Not surprisingly, many states are freezing or even cutting their funding for some of the greatest assets of the American education system — our public land grant universities.
All across the country, state universities are being forced to raise tuitions, cut faculty positions or rely on part-timers, and curtail courses of study and research programs. While these cutbacks may help to balance budgets in the short-term, the nation will pay dearly for years to come as our workers’ skills, our scientific know-how, and our progress on urgent priorities, from food safety to childhood obesity and renewable energy all will be sacrificed for the sake of avoiding tough choices here and now.
Public land grant universities serve at least five essential functions: educating a cross-section of young Americans; conducting essential research in science and technological; engaging in “extension” (or outreach) efforts to the agriculture and food industries; and addressing urgent issues, such as improving children’s nutrition and controlling climate change.
With their core mission of education, the land grant universities’ contribution is unequaled. The top 10 public universities alone teach more than 350,000 undergraduate students — more than six times the total enrollments of the Ivy League institutions. Moreover, public universities are much more affordable and accessible for students from middle class and low income families — the great majority of the population.
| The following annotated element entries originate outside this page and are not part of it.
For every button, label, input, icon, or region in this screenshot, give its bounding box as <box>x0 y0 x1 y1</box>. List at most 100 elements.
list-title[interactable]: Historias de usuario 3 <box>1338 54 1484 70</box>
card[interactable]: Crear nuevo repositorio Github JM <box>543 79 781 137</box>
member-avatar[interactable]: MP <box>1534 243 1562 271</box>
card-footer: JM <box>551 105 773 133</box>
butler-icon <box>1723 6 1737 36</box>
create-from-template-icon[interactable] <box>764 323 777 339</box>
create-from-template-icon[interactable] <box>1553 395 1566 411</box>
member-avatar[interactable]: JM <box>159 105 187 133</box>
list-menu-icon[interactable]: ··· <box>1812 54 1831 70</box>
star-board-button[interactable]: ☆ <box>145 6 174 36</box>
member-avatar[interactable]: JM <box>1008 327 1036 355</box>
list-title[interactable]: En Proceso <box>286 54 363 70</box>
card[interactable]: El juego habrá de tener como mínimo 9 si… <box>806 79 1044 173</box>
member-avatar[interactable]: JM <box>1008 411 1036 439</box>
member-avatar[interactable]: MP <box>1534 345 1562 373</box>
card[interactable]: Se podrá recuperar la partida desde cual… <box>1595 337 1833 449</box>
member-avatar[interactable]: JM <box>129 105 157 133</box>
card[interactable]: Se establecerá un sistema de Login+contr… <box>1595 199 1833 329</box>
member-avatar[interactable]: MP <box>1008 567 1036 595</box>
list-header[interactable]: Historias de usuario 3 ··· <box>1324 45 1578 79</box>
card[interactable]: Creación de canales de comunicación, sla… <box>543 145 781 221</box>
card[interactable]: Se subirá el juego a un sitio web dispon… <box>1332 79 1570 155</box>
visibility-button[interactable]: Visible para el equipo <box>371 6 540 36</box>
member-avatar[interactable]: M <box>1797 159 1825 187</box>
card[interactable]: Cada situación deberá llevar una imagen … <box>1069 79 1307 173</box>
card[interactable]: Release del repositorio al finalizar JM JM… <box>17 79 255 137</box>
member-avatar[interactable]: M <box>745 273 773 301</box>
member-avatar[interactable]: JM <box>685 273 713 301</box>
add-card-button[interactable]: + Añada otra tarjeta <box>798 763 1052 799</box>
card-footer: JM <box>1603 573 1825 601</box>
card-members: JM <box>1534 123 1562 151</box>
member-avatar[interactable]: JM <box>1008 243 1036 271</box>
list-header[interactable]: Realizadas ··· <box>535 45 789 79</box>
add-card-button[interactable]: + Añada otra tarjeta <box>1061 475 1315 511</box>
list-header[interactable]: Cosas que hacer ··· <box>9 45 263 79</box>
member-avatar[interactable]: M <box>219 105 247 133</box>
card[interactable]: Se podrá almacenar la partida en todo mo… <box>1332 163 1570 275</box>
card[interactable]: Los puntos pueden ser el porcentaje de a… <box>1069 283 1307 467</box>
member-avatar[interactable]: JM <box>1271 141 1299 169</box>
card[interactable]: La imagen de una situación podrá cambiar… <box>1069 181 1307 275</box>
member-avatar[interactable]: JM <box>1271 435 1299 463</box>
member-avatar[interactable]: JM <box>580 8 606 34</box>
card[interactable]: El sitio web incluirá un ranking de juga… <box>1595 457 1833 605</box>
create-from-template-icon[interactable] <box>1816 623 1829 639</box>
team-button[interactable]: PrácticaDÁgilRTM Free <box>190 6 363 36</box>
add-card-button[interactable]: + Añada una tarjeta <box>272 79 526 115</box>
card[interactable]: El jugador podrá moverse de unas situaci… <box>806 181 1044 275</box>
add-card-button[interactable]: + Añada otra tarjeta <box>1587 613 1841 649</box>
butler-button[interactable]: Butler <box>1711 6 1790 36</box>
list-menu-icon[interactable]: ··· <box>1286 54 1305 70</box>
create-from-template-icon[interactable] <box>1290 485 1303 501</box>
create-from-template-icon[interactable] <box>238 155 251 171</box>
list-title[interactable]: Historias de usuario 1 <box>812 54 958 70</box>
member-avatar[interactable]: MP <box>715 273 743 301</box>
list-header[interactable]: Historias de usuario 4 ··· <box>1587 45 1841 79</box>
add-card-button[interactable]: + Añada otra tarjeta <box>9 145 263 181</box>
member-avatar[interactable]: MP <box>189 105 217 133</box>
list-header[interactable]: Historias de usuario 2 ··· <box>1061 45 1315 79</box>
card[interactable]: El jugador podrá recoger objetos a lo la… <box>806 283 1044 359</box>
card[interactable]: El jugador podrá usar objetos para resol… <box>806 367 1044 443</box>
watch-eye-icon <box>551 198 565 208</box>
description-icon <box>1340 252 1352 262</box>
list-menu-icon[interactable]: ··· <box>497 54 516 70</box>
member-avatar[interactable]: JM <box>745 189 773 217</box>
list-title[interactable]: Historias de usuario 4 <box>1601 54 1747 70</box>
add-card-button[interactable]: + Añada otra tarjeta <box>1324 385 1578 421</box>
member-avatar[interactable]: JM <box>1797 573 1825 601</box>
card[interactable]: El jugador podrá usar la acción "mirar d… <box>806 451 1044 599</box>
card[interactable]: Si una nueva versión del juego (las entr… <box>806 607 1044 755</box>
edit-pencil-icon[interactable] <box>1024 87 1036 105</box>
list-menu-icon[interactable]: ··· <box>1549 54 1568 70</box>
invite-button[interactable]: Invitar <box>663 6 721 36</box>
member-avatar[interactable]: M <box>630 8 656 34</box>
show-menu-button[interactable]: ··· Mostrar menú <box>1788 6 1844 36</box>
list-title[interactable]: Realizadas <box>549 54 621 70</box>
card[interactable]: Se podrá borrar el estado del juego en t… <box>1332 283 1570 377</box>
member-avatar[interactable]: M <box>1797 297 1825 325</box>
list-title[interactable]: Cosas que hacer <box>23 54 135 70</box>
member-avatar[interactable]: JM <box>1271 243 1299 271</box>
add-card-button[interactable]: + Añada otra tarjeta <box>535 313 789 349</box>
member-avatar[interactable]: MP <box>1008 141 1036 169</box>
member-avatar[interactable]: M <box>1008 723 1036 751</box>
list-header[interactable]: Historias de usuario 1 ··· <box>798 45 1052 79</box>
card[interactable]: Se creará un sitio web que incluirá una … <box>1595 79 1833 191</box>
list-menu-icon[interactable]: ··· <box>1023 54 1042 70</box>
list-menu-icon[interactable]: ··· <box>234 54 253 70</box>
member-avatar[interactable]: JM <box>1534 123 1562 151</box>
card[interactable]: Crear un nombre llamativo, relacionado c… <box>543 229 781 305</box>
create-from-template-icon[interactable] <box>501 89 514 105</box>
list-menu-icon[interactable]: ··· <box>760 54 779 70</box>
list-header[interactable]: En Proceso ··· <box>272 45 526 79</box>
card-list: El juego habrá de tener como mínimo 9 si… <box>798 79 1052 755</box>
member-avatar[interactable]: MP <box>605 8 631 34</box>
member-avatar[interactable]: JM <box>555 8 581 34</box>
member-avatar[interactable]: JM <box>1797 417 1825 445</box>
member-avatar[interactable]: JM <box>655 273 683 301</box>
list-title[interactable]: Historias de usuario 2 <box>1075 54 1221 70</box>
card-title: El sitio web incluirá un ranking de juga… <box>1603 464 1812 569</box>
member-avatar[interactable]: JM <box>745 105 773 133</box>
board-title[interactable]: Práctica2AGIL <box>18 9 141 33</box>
When it comes to cutting-edge scientific and technological research, state universities are second to none. Some of this research is focused on the land grants’ founding purpose of promoting agricultural know-how in the widest sense: finding new, better, and more sustainable ways to produce and use food, fuel and other necessities.
Far from being ivory towers, the land grant universities are dedicated to sharing this knowledge with all who need it. Through the U.S. Department of Agriculture’s extension programs, the land grant universities disseminate state-of-the-art scientific and technological advances to the nation’s farmers, the food industry, the restaurant industry, nutritionists, educators, and others who can make good use of this know-how.
The creation of new knowledge and new understanding through research is at the very soul of our land-grant universities. The day we abandon the search for new knowledge is the day we cease to be effective universities.
On many of the nation’s most pressing challenges, the land grant universities are on the frontiers of discovering, developing, and disseminating important ideas. New ways to combat childhood obesity, to develop renewable fuels, and to reduce and respond to climate change are being devised by the land grant universities and shared by the extension programs.
But the USDA’s research and education program receives only about $1 billion a year, a small share of total federal funding for research and development. Meanwhile, in their states, the land grant universities are on the budgetary chopping blocks.
It’s time that the president and Congress provided the necessary resources through the annual appropriations process for the universities that are teaching the students and conducting the research to replenish the nation’s skills and know-how. Shortchanging the land grant universities gives America’s future short shrift. Every federal dollar dedicated to land grant universities represents a tremendous return on investment because of our commitment to fully link research and teaching and extension with the great expectations of our citizens.